Océan arctique avec glace, montagnes rocheuses, bateau rouge et vortex lumineux sous-marin.

Alors que les satellites suivent d’en haut la fonte des glaces, l’intrigue la plus intense se joue souvent bien sous la surface. Dans des fjords isolés, l’effondrement d’icebergs déclenche des vagues géantes invisibles qui arrachent l’eau plus chaude vers le haut et creusent les glaciers par-dessous. Une étude récente révèle l’ampleur de cet effet caché - et montre comment des scientifiques parviennent à le rendre observable grâce à des câbles à fibre optique.

Des ondes internes invisibles hautes comme un immeuble

Lorsqu’un glacier vêle au Groenland, la scène semble, vue de l’extérieur, spectaculaire mais brève : un bloc colossal se détache, s’abat dans la mer, l’écume jaillit, quelques vagues frappent les rives du fjord… puis le calme paraît revenir.

C’est précisément là que se nichait l’erreur. Des équipes de l’Université de Zurich et de leurs instituts partenaires montrent qu’un second acte commence sous la surface, autrement plus problématique. La chute de l’iceberg libère une énergie considérable. Et cette énergie ne se dissipe pas à la surface : elle se propage au cœur de la colonne d’eau sous forme d’« ondes internes ».

"Ces ondes internes peuvent atteindre la hauteur d’un immeuble et plonger à des centaines de mètres de profondeur dans le fjord."

D’après l’étude, ces vagues parcourent le fjord pendant des heures. Elles restent invisibles depuis l’extérieur, parce qu’elles déplacent surtout des couches d’eau de densités différentes et des contrastes de température. Pour le glacier, en revanche, leurs conséquences sont majeures.

Pourquoi ces ondes internes attaquent les glaciers par-dessous

Ces mouvements d’eau gigantesques agissent comme un mélangeur. Les couches d’eau froide et plus chaude sont brassées en continu. De l’eau relativement chaude, issue de plus grandes profondeurs, est ainsi amenée directement au contact de la partie basse du glacier - là où la glace se termine dans la mer.

Cela entraîne plusieurs effets :

  • La langue glaciaire flottante perd en stabilité.
  • La base de la glace fond plus vite qu’on ne l’estimait jusqu’ici.
  • Chaque rupture prépare la suivante - une forme de réaction en chaîne.

C’est pour cette raison que les chercheurs parlent d’un « effet multiplicateur » lié au vêlage.
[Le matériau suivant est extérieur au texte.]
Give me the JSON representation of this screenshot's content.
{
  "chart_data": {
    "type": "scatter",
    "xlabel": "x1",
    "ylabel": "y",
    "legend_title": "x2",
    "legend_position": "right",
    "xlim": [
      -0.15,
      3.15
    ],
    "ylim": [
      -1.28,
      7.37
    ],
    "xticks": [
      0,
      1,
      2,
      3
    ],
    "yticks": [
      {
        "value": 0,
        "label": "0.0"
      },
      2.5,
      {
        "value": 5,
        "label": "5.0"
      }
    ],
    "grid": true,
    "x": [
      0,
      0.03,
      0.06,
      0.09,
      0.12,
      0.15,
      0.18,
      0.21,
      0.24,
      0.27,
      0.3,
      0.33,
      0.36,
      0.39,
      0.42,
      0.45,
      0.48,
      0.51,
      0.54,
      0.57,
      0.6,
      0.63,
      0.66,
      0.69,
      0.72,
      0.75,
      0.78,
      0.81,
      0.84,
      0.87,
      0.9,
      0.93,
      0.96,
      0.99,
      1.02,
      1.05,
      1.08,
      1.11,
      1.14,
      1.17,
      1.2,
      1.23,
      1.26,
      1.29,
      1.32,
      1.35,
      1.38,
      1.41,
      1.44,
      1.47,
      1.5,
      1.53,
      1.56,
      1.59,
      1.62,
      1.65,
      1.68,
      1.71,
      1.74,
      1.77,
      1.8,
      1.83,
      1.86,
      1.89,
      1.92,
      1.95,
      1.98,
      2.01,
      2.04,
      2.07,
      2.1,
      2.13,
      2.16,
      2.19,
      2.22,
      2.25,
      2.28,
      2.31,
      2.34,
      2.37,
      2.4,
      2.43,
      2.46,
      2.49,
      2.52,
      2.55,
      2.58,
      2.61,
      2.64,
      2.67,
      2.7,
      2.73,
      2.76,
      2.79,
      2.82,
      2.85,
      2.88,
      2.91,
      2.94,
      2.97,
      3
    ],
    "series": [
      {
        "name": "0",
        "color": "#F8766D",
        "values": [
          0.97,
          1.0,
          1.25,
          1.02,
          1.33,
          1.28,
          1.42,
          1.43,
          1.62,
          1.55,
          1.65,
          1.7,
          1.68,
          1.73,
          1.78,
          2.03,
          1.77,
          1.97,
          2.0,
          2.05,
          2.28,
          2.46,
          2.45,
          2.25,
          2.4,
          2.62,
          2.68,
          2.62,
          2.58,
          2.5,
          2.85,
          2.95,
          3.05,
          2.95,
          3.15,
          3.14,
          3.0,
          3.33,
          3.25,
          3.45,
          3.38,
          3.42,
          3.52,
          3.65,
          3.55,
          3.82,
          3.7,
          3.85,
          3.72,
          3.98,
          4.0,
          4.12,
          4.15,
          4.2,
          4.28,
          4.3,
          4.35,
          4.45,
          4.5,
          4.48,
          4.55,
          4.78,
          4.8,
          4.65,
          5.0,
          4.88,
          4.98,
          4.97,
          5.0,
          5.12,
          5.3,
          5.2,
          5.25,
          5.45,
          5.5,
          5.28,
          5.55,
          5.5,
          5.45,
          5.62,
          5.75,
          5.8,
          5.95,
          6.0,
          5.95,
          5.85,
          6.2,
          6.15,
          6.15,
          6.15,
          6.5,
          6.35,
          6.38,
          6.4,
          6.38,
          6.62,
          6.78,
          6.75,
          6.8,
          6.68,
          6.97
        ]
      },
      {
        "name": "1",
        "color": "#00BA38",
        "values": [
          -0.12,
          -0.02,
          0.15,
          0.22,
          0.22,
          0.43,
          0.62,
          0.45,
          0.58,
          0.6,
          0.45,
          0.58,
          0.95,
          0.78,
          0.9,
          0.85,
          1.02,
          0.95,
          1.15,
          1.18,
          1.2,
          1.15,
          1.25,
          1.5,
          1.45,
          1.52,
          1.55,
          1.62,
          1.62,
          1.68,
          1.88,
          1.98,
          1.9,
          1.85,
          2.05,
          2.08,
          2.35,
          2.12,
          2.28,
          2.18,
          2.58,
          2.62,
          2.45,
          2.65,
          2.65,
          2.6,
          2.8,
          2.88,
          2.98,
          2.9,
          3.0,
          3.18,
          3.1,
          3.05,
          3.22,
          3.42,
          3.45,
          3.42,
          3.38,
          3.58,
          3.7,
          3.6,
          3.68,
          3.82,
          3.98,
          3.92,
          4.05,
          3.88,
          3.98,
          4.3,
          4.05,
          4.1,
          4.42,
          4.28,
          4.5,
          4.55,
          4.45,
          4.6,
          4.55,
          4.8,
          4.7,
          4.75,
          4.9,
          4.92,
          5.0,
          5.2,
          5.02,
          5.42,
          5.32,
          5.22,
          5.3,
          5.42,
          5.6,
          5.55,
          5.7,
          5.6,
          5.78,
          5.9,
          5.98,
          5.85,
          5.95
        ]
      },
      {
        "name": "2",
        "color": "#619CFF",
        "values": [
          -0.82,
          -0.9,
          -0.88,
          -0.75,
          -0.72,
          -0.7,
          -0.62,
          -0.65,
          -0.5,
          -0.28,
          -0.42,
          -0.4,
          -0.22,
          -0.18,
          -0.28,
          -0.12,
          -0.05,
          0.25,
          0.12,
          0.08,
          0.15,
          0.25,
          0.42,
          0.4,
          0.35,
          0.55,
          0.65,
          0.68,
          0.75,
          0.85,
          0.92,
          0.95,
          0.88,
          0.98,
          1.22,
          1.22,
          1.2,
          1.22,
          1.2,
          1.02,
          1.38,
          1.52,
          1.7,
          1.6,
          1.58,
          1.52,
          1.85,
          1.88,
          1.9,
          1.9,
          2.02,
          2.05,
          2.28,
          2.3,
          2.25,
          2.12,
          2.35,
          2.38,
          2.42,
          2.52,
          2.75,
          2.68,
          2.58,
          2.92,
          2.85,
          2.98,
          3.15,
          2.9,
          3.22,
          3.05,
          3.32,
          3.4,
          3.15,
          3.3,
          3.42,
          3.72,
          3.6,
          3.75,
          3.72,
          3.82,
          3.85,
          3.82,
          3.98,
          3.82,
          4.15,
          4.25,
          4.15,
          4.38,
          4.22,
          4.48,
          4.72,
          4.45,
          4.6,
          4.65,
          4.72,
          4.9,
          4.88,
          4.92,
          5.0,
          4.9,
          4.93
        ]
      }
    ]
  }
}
Un iceberg qui s’effondre ne provoque pas seulement une perte de glace immédiate : il dynamise le système au point d’augmenter la probabilité des ruptures suivantes. En somme, le glacier accélère, par ses propres événements, sa désintégration.

La fibre optique, une oreille au fond du fjord (Groenland)

L’apport marquant de ce travail ne tient pas uniquement aux résultats, mais aussi à la méthode. Les instruments classiques - et les satellites - captent difficilement les ondes internes : ils observent la surface, pas l’« intérieur » du fjord.

Le consortium international a donc opté pour une approche inattendue : un câble à fibre optique de 10 kilomètres a été déployé sur le fond marin d’un fjord du sud du Groenland. Il s’agit du même type de technologie que celle utilisée dans les liaisons télécoms qui transportent Internet à travers les océans.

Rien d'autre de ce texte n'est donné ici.